Has Metro Vancouver Past The Point of No Return With Transit Planning?

 

Metro Vancouver is approaching a critical decision on transit, but has the region already past the “point of no return” with regional transit?

The Metro Vancouver region has been able to afford one light-metro line every decade; the 80’s saw the the Expo Line; the late 90’s the Millennium Line; the 2000’nds the Canada line and the 20 teens the Evergreen Line. We are ready for one more light metro line in the 2020’s.

But is it enough to offer an attractive alternative to the car?

By comparison, for the same money invested, the region could have had a tram/light rail network three times as large.

Are the huge investments made (over $10 million to date) for light metro and future huge investments in the next decades to come, almost $10 billion for a subway and rebuilding the Expo/Millennium and Canada Lines to allow higher capacity, be cost effective?

Has the past decisions to not build with modern light rail, hamstrung sensible transit planning?

Those who want SkyTrain and subways, ignore the huge costs associated with the mode remain blind to the fact that transit to date has not reduced congestion.

The tried and true practice of inflating light rail’s costs to match SkyTrain, just makes TransLink look silly internationally.

If we continue doing the same thing, over and over again, ever hoping for different results, currently a problem endemic with regional transit planning, will the region be just wasting money on just more bad transit decisions?

Has the region already past the point of no return for good transit planning? Has the region now, forever ignoring the need for a user friendly regional public transit servcie and will continue with its present “Balkanization” of transit planning, where some regions get multi billion dollar transit solutions, leaving other regions wanting, to suit political needs?

Is “Road pricing” or “Congestion Charging”, the last desperate attempt to hide current transit planning malpractice and/or malfeasance from the public?

And now just in; has ICBC’s massive deficit which will lead to huge insurance increases, in part, the result of TransLink’s utterly poor transit planning, by not providing an attractive alternative to the car?

 

Who is in charge of the clattering TransLink train?
SkyTrain creaks, and the buses strain.
The planning is hot, and decisions are near,
And ignorance hath deadened the plannerai??i??s ear:
And congestion increases, but solutions in vain.
Political incompetence is in charge of the clattering TransLink train!

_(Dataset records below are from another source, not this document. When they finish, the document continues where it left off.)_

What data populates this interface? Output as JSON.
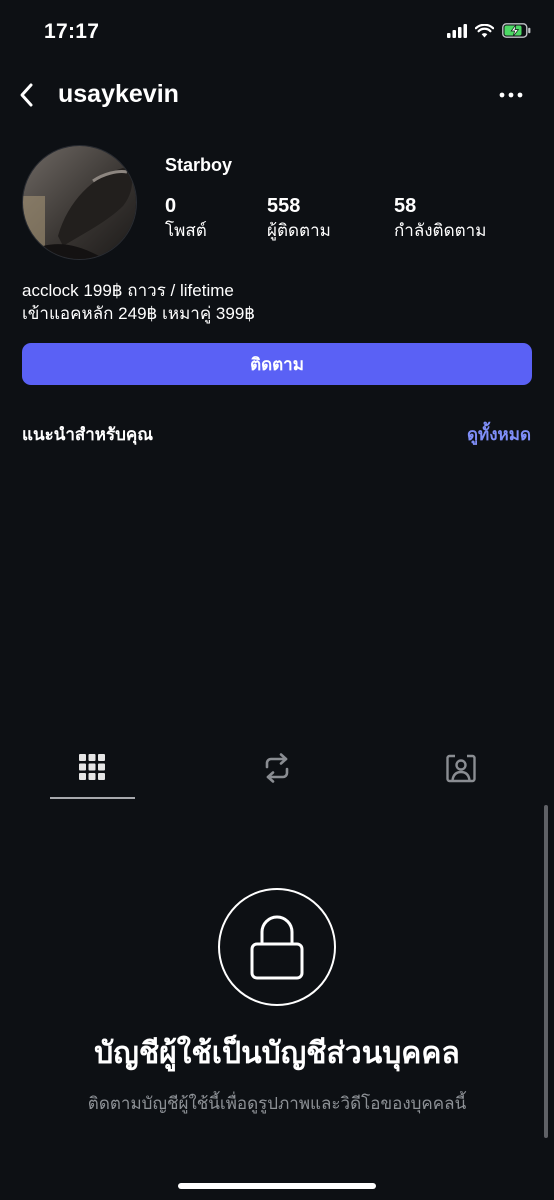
{
  "status_bar": {
    "time": "17:17",
    "icons": [
      "signal-icon",
      "wifi-icon",
      "battery-charging-icon"
    ]
  },
  "header": {
    "username": "usaykevin",
    "back_icon": "chevron-left-icon",
    "more_icon": "more-horizontal-icon"
  },
  "profile": {
    "display_name": "Starboy",
    "stats": {
      "posts": {
        "value": "0",
        "label": "โพสต์"
      },
      "followers": {
        "value": "558",
        "label": "ผู้ติดตาม"
      },
      "following": {
        "value": "58",
        "label": "กำลังติดตาม"
      }
    },
    "bio": {
      "line1": "acclock 199฿ ถาวร / lifetime",
      "line2": "เข้าแอคหลัก 249฿ เหมาคู่ 399฿"
    },
    "follow_button": "ติดตาม"
  },
  "suggestions": {
    "title": "แนะนำสำหรับคุณ",
    "see_all": "ดูทั้งหมด"
  },
  "tabs": [
    {
      "name": "posts-grid",
      "icon": "grid-icon",
      "active": true
    },
    {
      "name": "reposts",
      "icon": "repost-icon",
      "active": false
    },
    {
      "name": "tagged",
      "icon": "tagged-person-icon",
      "active": false
    }
  ],
  "private_account": {
    "icon": "lock-icon",
    "title": "บัญชีผู้ใช้เป็นบัญชีส่วนบุคคล",
    "subtitle": "ติดตามบัญชีผู้ใช้นี้เพื่อดูรูปภาพและวิดีโอของบุคคลนี้"
  },
  "colors": {
    "background": "#0d1014",
    "accent": "#5a61f5",
    "link": "#7f8ef8",
    "muted_text": "#8d9196"
  }
}
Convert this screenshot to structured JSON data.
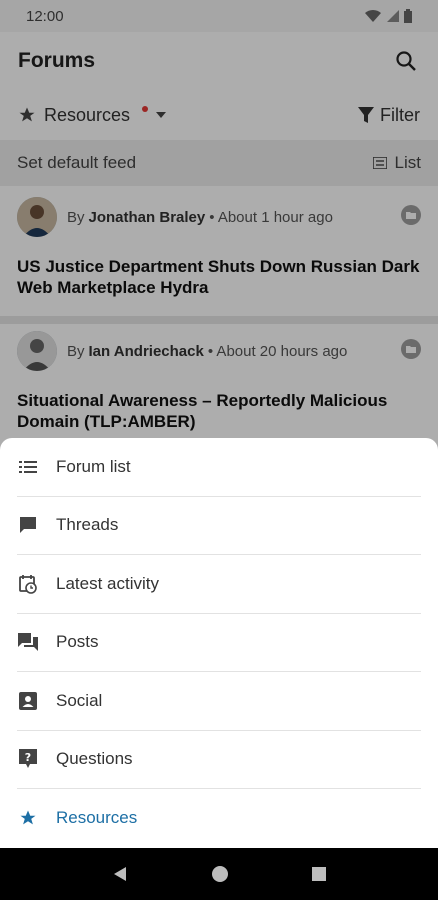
{
  "status_bar": {
    "time": "12:00",
    "icons": [
      "wifi-icon",
      "signal-icon",
      "battery-icon"
    ]
  },
  "app_bar": {
    "title": "Forums",
    "search_icon": "search-icon"
  },
  "toolbar": {
    "resources_label": "Resources",
    "filter_label": "Filter"
  },
  "feed_bar": {
    "set_default_label": "Set default feed",
    "list_label": "List"
  },
  "posts": [
    {
      "by": "By",
      "author": "Jonathan Braley",
      "time": "• About 1 hour ago",
      "title": "US Justice Department Shuts Down Russian Dark Web Marketplace Hydra"
    },
    {
      "by": "By",
      "author": "Ian Andriechack",
      "time": "• About 20 hours ago",
      "title": "Situational Awareness – Reportedly Malicious Domain (TLP:AMBER)"
    }
  ],
  "sheet": {
    "items": [
      {
        "label": "Forum list",
        "icon": "list-icon"
      },
      {
        "label": "Threads",
        "icon": "chat-bubble-icon"
      },
      {
        "label": "Latest activity",
        "icon": "calendar-clock-icon"
      },
      {
        "label": "Posts",
        "icon": "forum-icon"
      },
      {
        "label": "Social",
        "icon": "contact-card-icon"
      },
      {
        "label": "Questions",
        "icon": "question-bubble-icon"
      },
      {
        "label": "Resources",
        "icon": "star-icon",
        "active": true
      }
    ]
  },
  "colors": {
    "accent": "#1d6fa5",
    "notification_dot": "#e53935"
  }
}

With apologies to Edwin James Milliken

 

Comments

2 Responses to “Has Metro Vancouver Past The Point of No Return With Transit Planning?”
  1. kitsilano_skytrain says:

    There is one more skytrain extension in the works.

    https://broadwayextension.ca/

    Next open house 22 Febrauary at Kitsilano community centre 5:30-7pm.

    Exciting news for Kitsilano!

    It will be built.

    Zwei replies: As the cost for the subway escalates past $3 billion and the traffic flows along Broadway are actually lower than the CoV claims, the proposed subway will become a money pit. The cost just to operate the Broadway subway will be in excess of $40 million annually, then add this to the other costs associated with this ill conceived venture and the result will be massively increased taxes, to pay the subsidies needed to operate the subway. The subway will not take cars off the road and because subways are user-unfriendly, may force more people to drive.

    The subway may be built, but it will cripple TransLink financially.

  2. kitsilano_skytrain says:

    The coquitlam extension was built on budget. The builder was responsible for any extra costs. Same will happen to broadway extension.

    Subway will attract more users.

    Canada line increased transit riders to Richmond and airport.

    Remember there used to be a private bus that went from airport to downtown. Not anymore, not needed.

    Canada line has more users than the old 98 bus. It has too many users because it is now overcrowded at peak times.

    There is fewer diesel buses comtaminating the streets of Vancouver.

    Zwei replies: You can bullshit all you want, the Evergreen Line was over budget and until there is a real audit done, no one will know where the money came from.

    Let me fact check you.

    1) Subways, with longer distances between stations are poor in attracting ridership, especially if one has to take a bus to the subway as one can lose upwards of 70% of potential ridership per transfer.

    2) Of Course the Canada Line carries more than the 98B Bus, because All Richmond, South Delta and South Surrey buses must transfer customers to the Canada at Brighouse. Before the Canada line, those buses gave a seamless (no-transfer) journey into town.

    3) The Canada Line is packed because it has very limited capacity, limited because the costs for building the damn thing were climbing past $3 billion! The Canada line has less capacity than a simple streetcar costing a fraction to build. Cost to increase capacity $1.5 billion+.

    4) The building of the Canada Line, emitted far more contaminates into the atmosphere than the diesels buses would have done for decades!